Mi siguiente destino, ya definitivo, fue el Instituto de Enseñanza Secundaria de Pedro Muñoz, otro poblachón de la provincia de Ciudad Real, a medio camino entre Tomelloso y Alcázar de San Juan.
Aquí era profesor único de Clásicas, así que tendría horario completo de mi especialidad, encargándome de los cursos de Bachillerato de Latín y Griego. En aquel instituto pasé unos años muy buenos, pues el alumnado de Humanidades era poco numeroso y vocacional, de forma que las clases eran una delicia.
Había concluido el verano y yo seguía igual de atascado en mis tribulaciones metodológicas. Para las clases de griego había reelaborado los apuntes de Mª Ángeles y las frases de Ruipérez aprovechando las facilidades de maquetación que dan los modernos sistemas informáticos. Me resignaba a seguir aplicando la misma metodología con la que yo había estudiado griego en el Bachillerato que, aunque no era la que consideraba ideal, sí que era más que suficiente para preparar a los chicos para Selectividad y además me dejaba mucho tiempo para tratar temas de civilización y procurar transmitir a los alumnos parte de mi entusiasmo por el magnífico mundo griego.
En latín, sin embargo, no sabía por dónde empezar. Había consultado diversos libros de texto españoles y no me convencía ninguno. Tampoco podía aprovechar mis caóticos apuntes del instituto así que, finalmente, me decidí a intentar preparar unos materiales similares a los que había heredado de Mª Ángeles, pero para latín. Como textos para las prácticas de traducción iba aprovechando los que me parecían más adecuados de distintos libros y de la Antología Latina de la editorial Gredos.

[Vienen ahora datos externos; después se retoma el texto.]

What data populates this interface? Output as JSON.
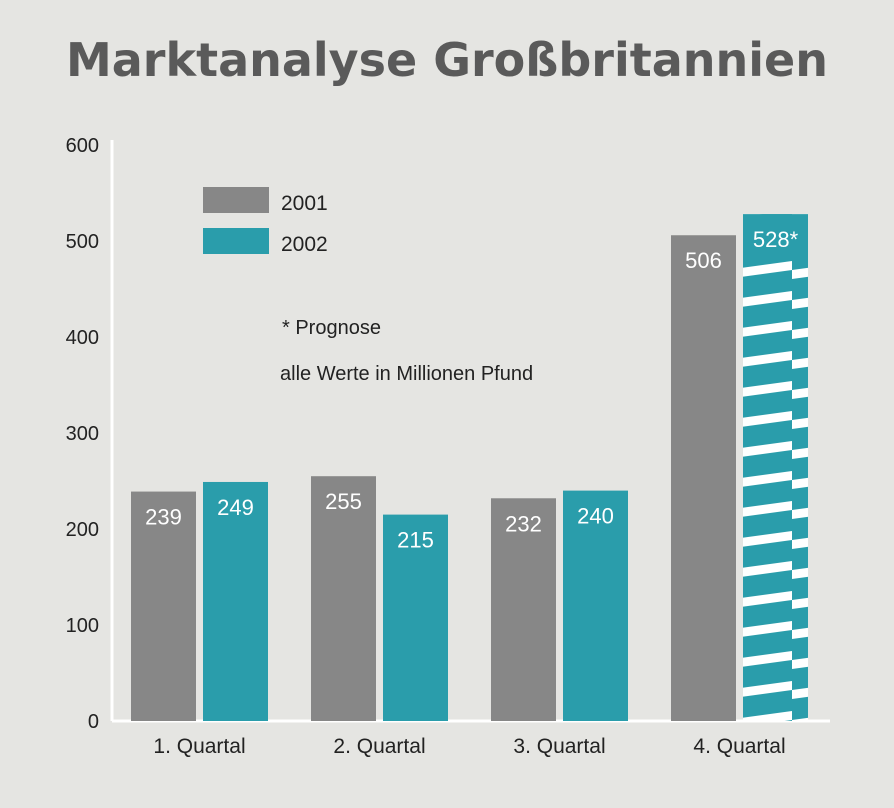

Y en esto había pasado ya los dos primeros meses de curso cuando, en una de mis incursiones por la red, debí poner en el buscador “latin with the communicative approach” o algo similar y, no sé cómo, llegué a una página danesa donde se presentaba un libro titulado Lingua Latina per se Illustrata.
Además de explicar cómo funcionaba el método se incluían unas páginas de los primeros capítulos. Comencé a leerlas y me quedé fascinado: aquello no era exactamente un método comunicativo, pero me parecía mucho más interesante que cualquier otro manual de latín que hubiese visto hasta entonces. Se trataba de un texto escrito íntegramente en latín pero de una forma tan inteligente que cada palabra nueva se podía comprender mediante el contexto o ilustraciones al margen.
Ni corto ni perezoso escribí una breve misiva en inglés a la dirección que aparecía en la página solicitando un ejemplar. Casi inmediatamente recibí una respuesta que, en español, me indicaba el número de cuenta donde ingresar el irrisorio precio del material correspondiente al primer volumen, y me daba efusivamente las gracias por mi interés. Firmaba Hans H. Ørberg.
A los pocos días recibí el paquete en el que no sólo me enviaba lo que le había pedido sino, de regalo, el segundo volumen del método, un simpático librito de diálogos en latín y unas cuantas ediciones de Plauto, César y otros autores, todo ello preparado según la misma metodología.
Aquellas Navidades me llevé el primer volumen a Atenas, donde fui a pasar las vacaciones con la familia de Amalía, quien al año siguiente se convertiría en mi esposa. Me leí el libro de un tirón y, desde los primeros capítulos, comprendí que había hecho un descubrimiento que iba a cambiar mi vida.